A toxic political environment, with conservative political parties captured by corporate interests and disinformation vigorously promoted by Murdoch-owned media outlets, has led to the grindingly slow development of climate policy in Australia.
Unwilling to engage
Politicians in Australia’s national parliament have been famously unwilling to engage with climate science. As recently as 2018, Deputy Prime Minister Michael McCormack dismissed the Intergovernmental Panel on Climate Change as “some sort of report” to which Australian policymakers were not obliged to pay attention. His colleague Environment Minister Melissa Price asserted scientists were “drawing a long bow” in calling for a fossil fuel phase out to limit global warming. Prime Minister Scott Morrison and then Angus Taylor, minister for emissions reductions (in name only), repeatedly claimed Australia was “meeting and beating” its commitments under the Paris Agreement. This was untrue: emissions rose under this conservative government.
At the Climate and Health Alliance, we have seen first hand how political attitudes can influence the public service. In 2010, the Australian Tax Office told our charity that “climate change is a highly contentious issue among lawmakers and the community, with both believers and skeptics putting forward their evidence to support their contentions”. The office contended the health impacts of climate change were “not yet established”, and were “speculatory [sic], depending on which view one supports”.
This was despite the World Health Organization and The Lancet declaring climate change the biggest public health challenge of the 21st century.
Decades of inaction in Australia have had repercussions around the world. Australian inaction provided cover for other recalcitrant governments, and has allowed climate denial to be normalised for other conservative governments. It has stymied bureaucracy, confused the public and contributed to an outbreak of climate anxiety, particularly among young people.
Lives have been lost unnecessarily. Between 2006 and 2017, around 36,000 premature deaths in Australia were caused by extreme heat. At the same time that emergency services were seeing more incidents linked to dangerous extreme weather, their funding was cut.
No wonder, then, that advocates for evidence-based policy are relieved at the results of the recent federal election. The newly elected centre-left government, led by Prime Minister Anthony Albanese, has wasted no time. In just a few months, his government has:
▸ updated Australia’s commitment under the Paris Agreement;
▸ drafted, introduced and secured support from the House of Representatives for a climate bill, articulating the new targets and reporting; and
▸ reaffirmed its commitment to develop a national strategy on climate, health and well-being for Australia.

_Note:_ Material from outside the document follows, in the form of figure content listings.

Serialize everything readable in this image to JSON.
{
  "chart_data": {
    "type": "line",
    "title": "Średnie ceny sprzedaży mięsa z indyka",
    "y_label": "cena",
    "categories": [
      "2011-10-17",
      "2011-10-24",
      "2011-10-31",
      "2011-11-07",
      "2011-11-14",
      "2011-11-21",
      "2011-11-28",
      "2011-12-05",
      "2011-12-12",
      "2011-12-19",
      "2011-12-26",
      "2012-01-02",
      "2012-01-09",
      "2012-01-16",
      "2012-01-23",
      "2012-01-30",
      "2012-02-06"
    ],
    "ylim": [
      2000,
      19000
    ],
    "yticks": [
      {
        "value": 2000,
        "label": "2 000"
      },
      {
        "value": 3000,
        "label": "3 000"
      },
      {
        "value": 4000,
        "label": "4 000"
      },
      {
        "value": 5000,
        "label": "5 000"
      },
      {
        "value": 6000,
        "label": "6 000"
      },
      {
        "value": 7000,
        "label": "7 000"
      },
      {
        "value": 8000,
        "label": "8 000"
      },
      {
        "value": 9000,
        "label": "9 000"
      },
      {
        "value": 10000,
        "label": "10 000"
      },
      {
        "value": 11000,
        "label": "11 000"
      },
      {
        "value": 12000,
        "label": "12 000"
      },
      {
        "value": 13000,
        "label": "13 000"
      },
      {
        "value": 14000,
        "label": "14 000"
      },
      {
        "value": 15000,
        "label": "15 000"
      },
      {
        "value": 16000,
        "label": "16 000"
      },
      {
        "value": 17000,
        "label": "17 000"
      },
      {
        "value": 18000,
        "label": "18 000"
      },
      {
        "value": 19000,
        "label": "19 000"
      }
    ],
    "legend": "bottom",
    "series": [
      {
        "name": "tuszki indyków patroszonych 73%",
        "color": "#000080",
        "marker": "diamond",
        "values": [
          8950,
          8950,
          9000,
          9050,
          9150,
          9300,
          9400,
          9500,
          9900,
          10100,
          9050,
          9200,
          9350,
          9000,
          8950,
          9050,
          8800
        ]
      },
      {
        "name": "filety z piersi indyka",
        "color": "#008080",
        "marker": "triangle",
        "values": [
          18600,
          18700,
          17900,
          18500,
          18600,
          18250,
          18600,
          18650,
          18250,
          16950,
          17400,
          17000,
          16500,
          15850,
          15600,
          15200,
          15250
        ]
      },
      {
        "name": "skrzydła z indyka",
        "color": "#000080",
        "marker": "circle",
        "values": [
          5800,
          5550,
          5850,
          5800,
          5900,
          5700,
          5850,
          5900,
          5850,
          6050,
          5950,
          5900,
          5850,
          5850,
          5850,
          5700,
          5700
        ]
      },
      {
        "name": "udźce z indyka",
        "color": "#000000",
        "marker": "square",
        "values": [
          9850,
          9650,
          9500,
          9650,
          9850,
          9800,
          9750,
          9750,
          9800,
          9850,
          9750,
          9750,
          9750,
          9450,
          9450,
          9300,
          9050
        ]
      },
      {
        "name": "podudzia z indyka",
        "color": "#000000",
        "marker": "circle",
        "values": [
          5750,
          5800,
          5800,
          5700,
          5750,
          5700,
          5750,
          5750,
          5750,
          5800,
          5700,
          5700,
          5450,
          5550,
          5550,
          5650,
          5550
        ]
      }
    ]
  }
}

Health is a political choice. By ignoring the science, and refusing to engage in either mitigation or adaptation policy to address the health impacts of climate change, Australia’s former government put lives at risk. They blithely dismissed repeated warnings of the dangers by advocates and researchers. For those who lost their lives in climate-related disasters, one could argue their deaths were the results of calculated, self-serving, political choices.
Prioritising science
There are always choices. Choices to listen to science, to listen to the community or to listen to those with vested interests in the status quo. By developing policy targeting climate change and health, the Albanese government is making a choice to prioritise scientific evidence over ideology.

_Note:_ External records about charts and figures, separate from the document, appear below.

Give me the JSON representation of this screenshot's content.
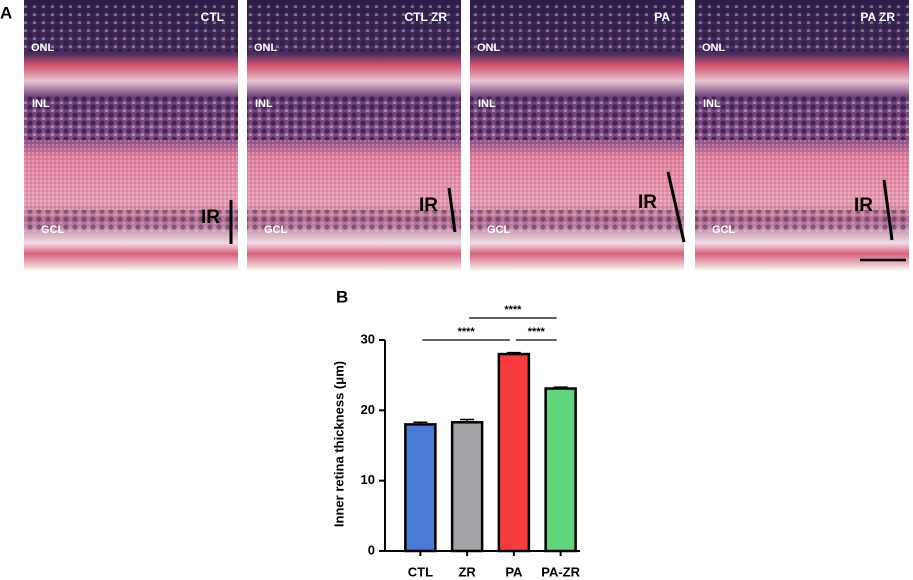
{
  "figure": {
    "panel_a_letter": "A",
    "panel_b_letter": "B",
    "images": [
      {
        "title": "CTL",
        "onl": "ONL",
        "inl": "INL",
        "gcl": "GCL",
        "ir": "IR"
      },
      {
        "title": "CTL ZR",
        "onl": "ONL",
        "inl": "INL",
        "gcl": "GCL",
        "ir": "IR"
      },
      {
        "title": "PA",
        "onl": "ONL",
        "inl": "INL",
        "gcl": "GCL",
        "ir": "IR"
      },
      {
        "title": "PA ZR",
        "onl": "ONL",
        "inl": "INL",
        "gcl": "GCL",
        "ir": "IR"
      }
    ]
  },
  "chart_data": {
    "type": "bar",
    "y_label": "Inner retina thickness (μm)",
    "categories": [
      "CTL",
      "ZR",
      "PA",
      "PA-ZR"
    ],
    "values": [
      18.0,
      18.3,
      28.0,
      23.1
    ],
    "errors": [
      0.3,
      0.4,
      0.2,
      0.2
    ],
    "colors": [
      "#4a7bd8",
      "#a3a3a8",
      "#f63c3c",
      "#62d67c"
    ],
    "ylim": [
      0,
      30
    ],
    "yticks": [
      0,
      10,
      20,
      30
    ],
    "significance": [
      {
        "pair": [
          "CTL",
          "PA"
        ],
        "label": "****"
      },
      {
        "pair": [
          "ZR",
          "PA-ZR"
        ],
        "label": "****"
      },
      {
        "pair": [
          "PA",
          "PA-ZR"
        ],
        "label": "****"
      }
    ]
  }
}
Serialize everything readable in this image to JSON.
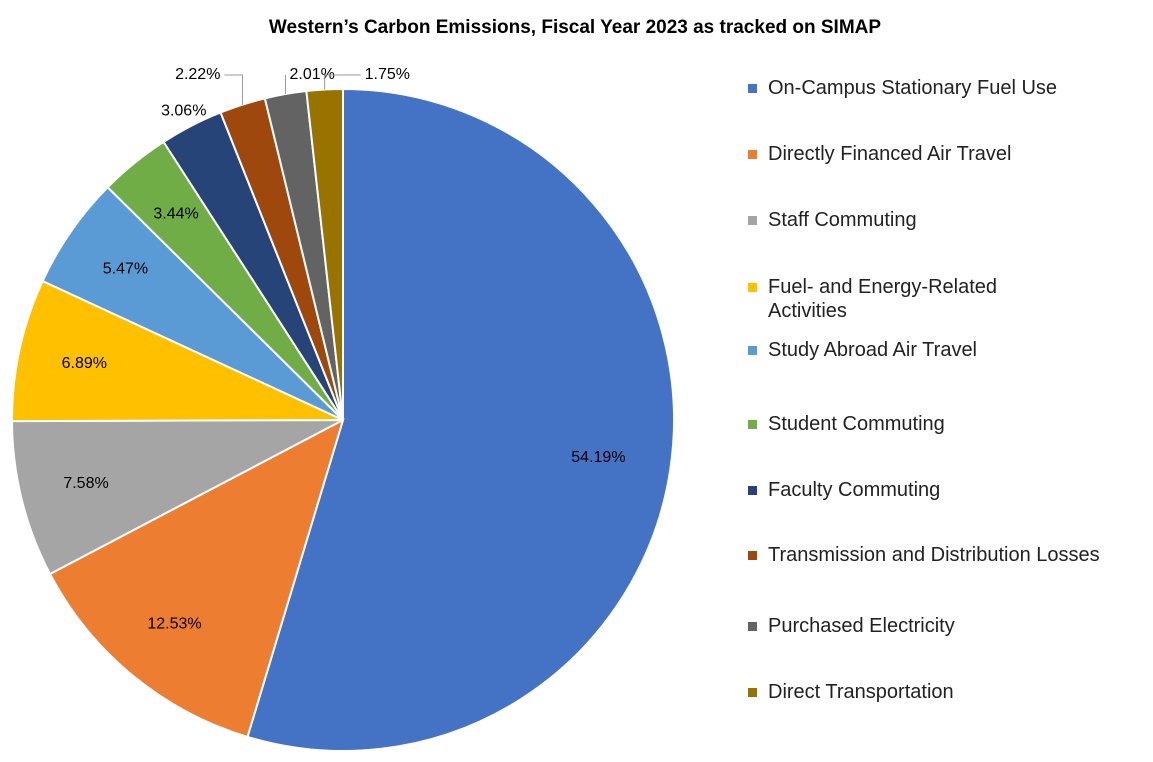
{
  "chart_data": {
    "type": "pie",
    "title": "Western’s Carbon Emissions, Fiscal Year 2023 as tracked on SIMAP",
    "categories": [
      "On-Campus Stationary Fuel Use",
      "Directly Financed Air Travel",
      "Staff Commuting",
      "Fuel- and Energy-Related Activities",
      "Study Abroad Air Travel",
      "Student Commuting",
      "Faculty Commuting",
      "Transmission and Distribution Losses",
      "Purchased Electricity",
      "Direct Transportation"
    ],
    "values": [
      54.19,
      12.53,
      7.58,
      6.89,
      5.47,
      3.44,
      3.06,
      2.22,
      2.01,
      1.75
    ],
    "value_labels": [
      "54.19%",
      "12.53%",
      "7.58%",
      "6.89%",
      "5.47%",
      "3.44%",
      "3.06%",
      "2.22%",
      "2.01%",
      "1.75%"
    ],
    "colors": [
      "#4472c4",
      "#ed7d31",
      "#a5a5a5",
      "#ffc000",
      "#5b9bd5",
      "#70ad47",
      "#264478",
      "#9e480e",
      "#636363",
      "#997300"
    ],
    "legend": "right"
  }
}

The health and medical community has actively advocated for an integrated response to climate and health policy in Australia. This has included the development of very detailed guidance in the form of a framework for the national strategy, “Healthy, Regenerative and Just”. The framework has more than 200 specific policy recommendations under eight action areas that span multiple portfolios and all levels of government.
A political choice has been made by the Australian government to heed this advice.

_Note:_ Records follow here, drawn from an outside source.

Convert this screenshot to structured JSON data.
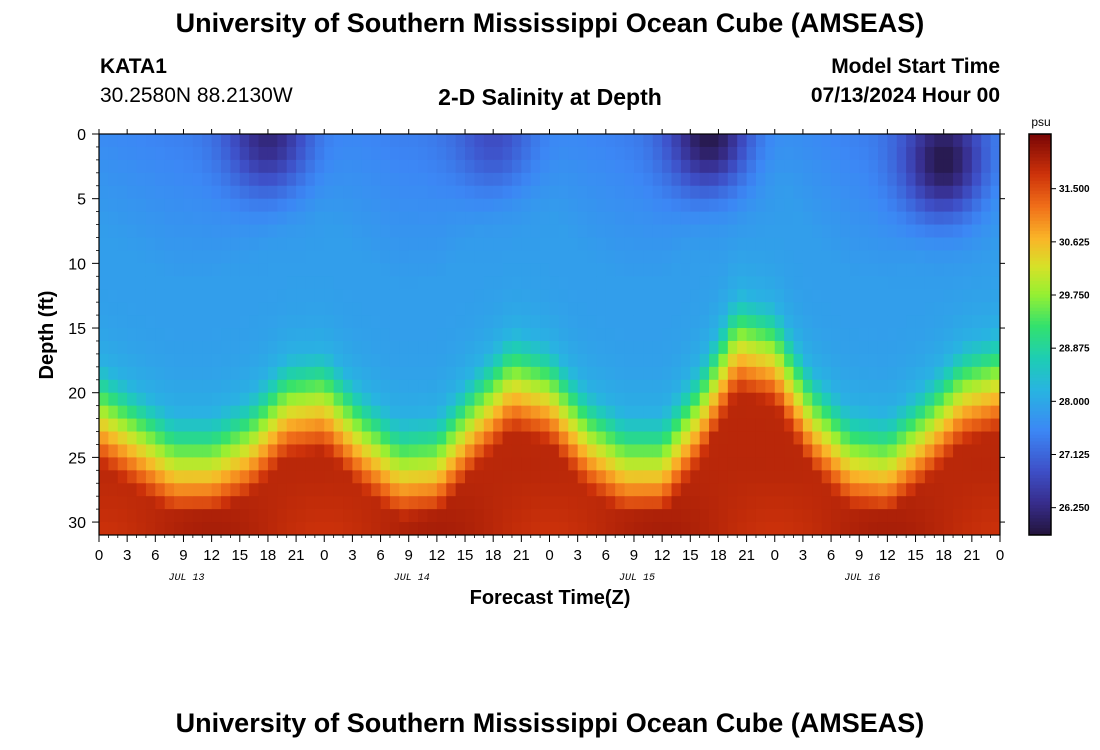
{
  "header": {
    "title": "University of Southern Mississippi Ocean Cube (AMSEAS)",
    "station_id": "KATA1",
    "coordinates": "30.2580N  88.2130W",
    "subtitle": "2-D Salinity at Depth",
    "start_label": "Model Start Time",
    "start_value": "07/13/2024 Hour 00"
  },
  "footer": {
    "title": "University of Southern Mississippi Ocean Cube (AMSEAS)"
  },
  "chart_data": {
    "type": "heatmap",
    "title": "2-D Salinity at Depth",
    "xlabel": "Forecast Time(Z)",
    "ylabel": "Depth (ft)",
    "x_range_hours": [
      0,
      96
    ],
    "x_tick_step_hours": 3,
    "x_tick_labels": [
      "0",
      "3",
      "6",
      "9",
      "12",
      "15",
      "18",
      "21",
      "0",
      "3",
      "6",
      "9",
      "12",
      "15",
      "18",
      "21",
      "0",
      "3",
      "6",
      "9",
      "12",
      "15",
      "18",
      "21",
      "0",
      "3",
      "6",
      "9",
      "12",
      "15",
      "18",
      "21",
      "0"
    ],
    "date_labels": [
      {
        "text": "JUL 13",
        "hour": 9
      },
      {
        "text": "JUL 14",
        "hour": 33
      },
      {
        "text": "JUL 15",
        "hour": 57
      },
      {
        "text": "JUL 16",
        "hour": 81
      }
    ],
    "y_range_ft": [
      0,
      31
    ],
    "y_ticks": [
      0,
      5,
      10,
      15,
      20,
      25,
      30
    ],
    "colorbar": {
      "unit": "psu",
      "min": 25.8,
      "max": 32.4,
      "ticks": [
        26.25,
        27.125,
        28.0,
        28.875,
        29.75,
        30.625,
        31.5
      ],
      "tick_labels": [
        "26.250",
        "27.125",
        "28.000",
        "28.875",
        "29.750",
        "30.625",
        "31.500"
      ]
    },
    "halocline_depth_ft": [
      [
        0,
        17.5
      ],
      [
        4,
        19.5
      ],
      [
        8,
        21.5
      ],
      [
        12,
        21.5
      ],
      [
        16,
        20
      ],
      [
        20,
        17
      ],
      [
        24,
        16.5
      ],
      [
        28,
        19.5
      ],
      [
        32,
        21.8
      ],
      [
        36,
        21.5
      ],
      [
        40,
        18
      ],
      [
        44,
        15
      ],
      [
        48,
        16
      ],
      [
        52,
        19.5
      ],
      [
        56,
        21.5
      ],
      [
        60,
        21.5
      ],
      [
        64,
        17.5
      ],
      [
        68,
        12
      ],
      [
        72,
        13
      ],
      [
        76,
        18
      ],
      [
        80,
        21
      ],
      [
        84,
        21.5
      ],
      [
        88,
        19
      ],
      [
        92,
        16
      ],
      [
        96,
        15
      ]
    ],
    "fresh_surface_patches": [
      {
        "hour": 18,
        "depth_ft": 0,
        "psu": 26.2
      },
      {
        "hour": 42,
        "depth_ft": 0,
        "psu": 26.8
      },
      {
        "hour": 65,
        "depth_ft": 0,
        "psu": 25.9
      },
      {
        "hour": 90,
        "depth_ft": 2,
        "psu": 25.9
      }
    ],
    "surface_psu": 27.7,
    "bottom_psu": 31.9
  }
}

In August 2022, Minister for Health Mark Butler reconfirmed the government’s commitment to develop and implement a national strategy on climate, health and well-being, saying: “The World Health Organisation estimates that between 2030 and 2050, 250,000 people every year will lose their lives as a direct result of a warming planet. And the impact in Australia will be profound. In a continent that already pushes us right up against the limits of human tolerance.”
The minister has identified three key objectives for Australia’s climate and health policy:
▸ maximising the synergies between good climate policy and public health policy,
▸ ensuring the healthcare sector is prepared to respond to the challenges of climate change, and
▸ reducing the sector’s contribution to global warming by reducing emissions in health care.
Peter Doherty, Australian Nobel Laureate for Medicine, said, “The window of opportunity for effective action on climate change is narrowing. We have just one decade to apply all the strategies available to us to give us a chance to hand on a habitable planet.”
We hope the leadership of the new federal government will provide us all a chance to contribute towards that goal.